Retirement plan assets (IRAs, 401(k) Plans, Profit Sharing Plans, Keough Plans, and 403(b) Annuity Plans) are great sources of retirement income but not always a good choice for making gifts for children and grandchildren. You may consider using retirement plan assets to make a significant and meaningful gift that will support the Program into the new millennium and beyond.

And, because of the estate and income tax treatment of retirement plan assets, the “cost” of the gift to your estate and heirs is often relatively small.

Naming the Morehead-Cain Scholarship Fund as a beneficiary of your retirement plan account is one of the easiest ways to make a planned gift, and in many ways is similar to making a bequest. Simply call your plan administrator and request a Change of Beneficiary form.
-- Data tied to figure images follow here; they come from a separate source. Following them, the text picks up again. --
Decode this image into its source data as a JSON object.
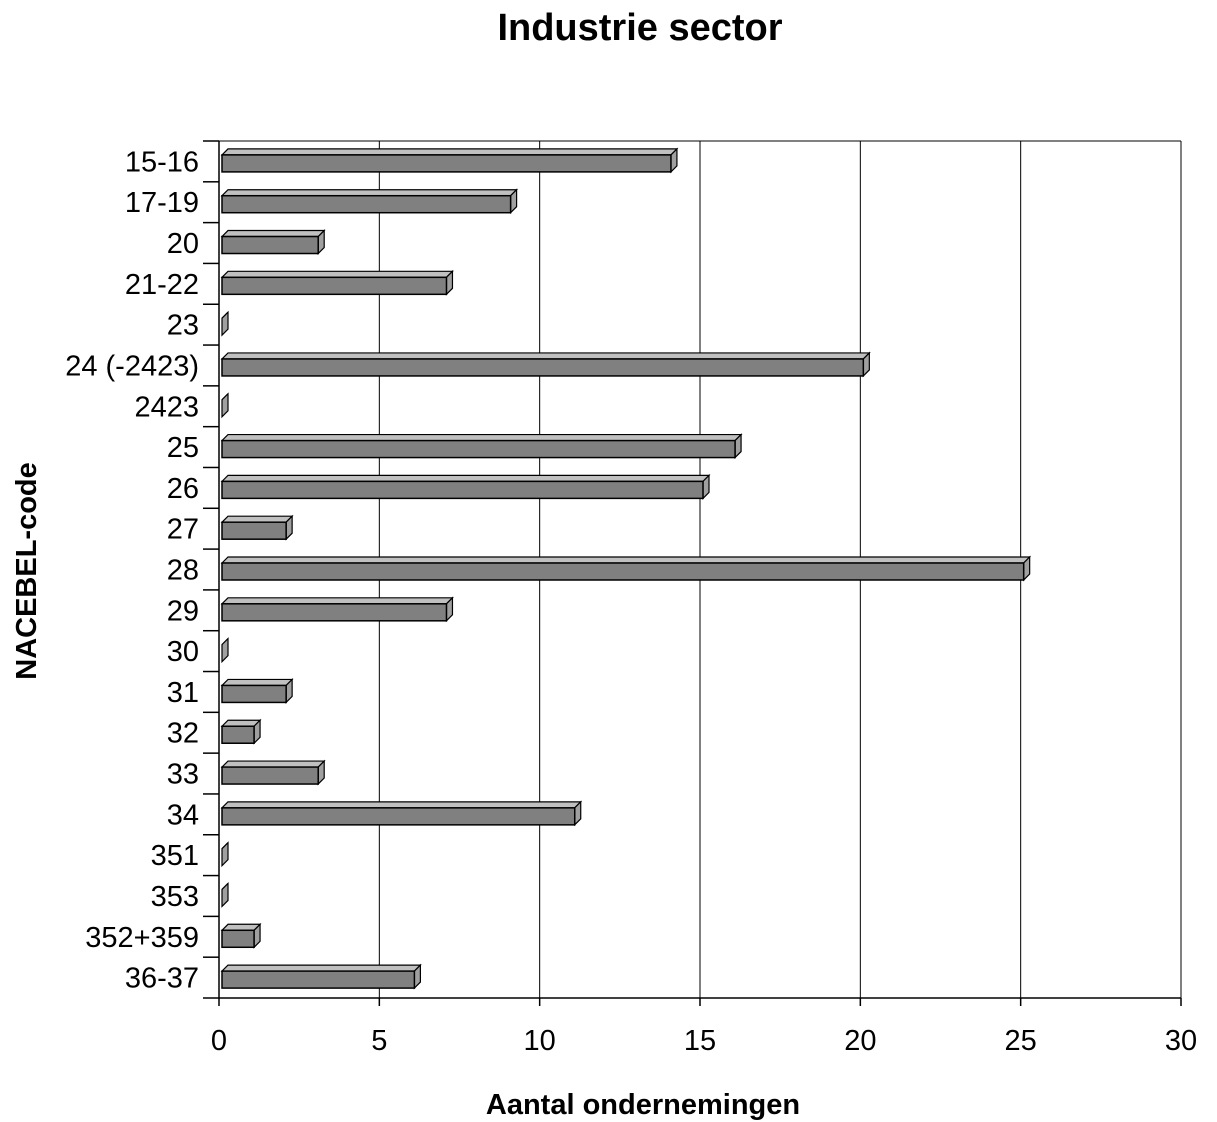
{
  "chart_data": {
    "type": "bar",
    "orientation": "horizontal",
    "title": "Industrie sector",
    "xlabel": "Aantal ondernemingen",
    "ylabel": "NACEBEL-code",
    "xlim": [
      0,
      30
    ],
    "xticks": [
      0,
      5,
      10,
      15,
      20,
      25,
      30
    ],
    "grid": "vertical",
    "bar_color": "#808080",
    "categories": [
      "15-16",
      "17-19",
      "20",
      "21-22",
      "23",
      "24 (-2423)",
      "2423",
      "25",
      "26",
      "27",
      "28",
      "29",
      "30",
      "31",
      "32",
      "33",
      "34",
      "351",
      "353",
      "352+359",
      "36-37"
    ],
    "values": [
      14,
      9,
      3,
      7,
      0,
      20,
      0,
      16,
      15,
      2,
      25,
      7,
      0,
      2,
      1,
      3,
      11,
      0,
      0,
      1,
      6
    ]
  }
}
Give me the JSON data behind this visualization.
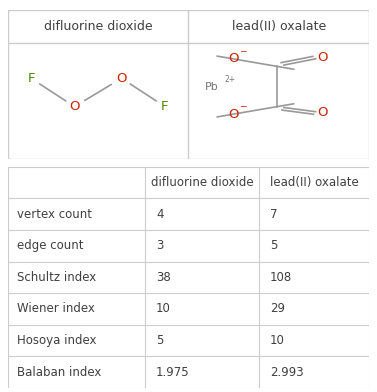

In the beneficiary section, list ‘The Morehead-Cain Scholarship Fund’ (Tax ID Number: 56-2462593) as the primary beneficiary for all or a portion of the account. Then return the form to your plan administrator and send a copy to us for our records.

That’s it!

Retirement Plan Assets and Testamentary Charitable Remainder Trusts

Charitable remainder trusts provide income to one or more beneficiaries for life with the remainder interest going to charity upon the death of the income beneficiaries. A great way to fund a charitable remainder trust is with retirement plan assets owned at the time of death.

The decedent’s estate receives an estate tax deduction for the present value of the Foundation’s interest in the retirement plan assets. The trust itself is tax-exempt so no income taxes will be due when the retirement plan assets are received by the Trustee. A charitable remainder trust funded with retirement plan assets is a great way to reduce estate taxes, provide a lifetime income stream to one or more beneficiaries, and to make a charitable gift—all at the same time. When the trust terminates, the remaining assets will be paid to the Program and used for the Morehead-Cain Scholars Program.

Please Note:

This information is not intended to be considered legal or tax advice. For advice regarding all matters associated with charitable giving, please consult an attorney and/or a professional tax advisor.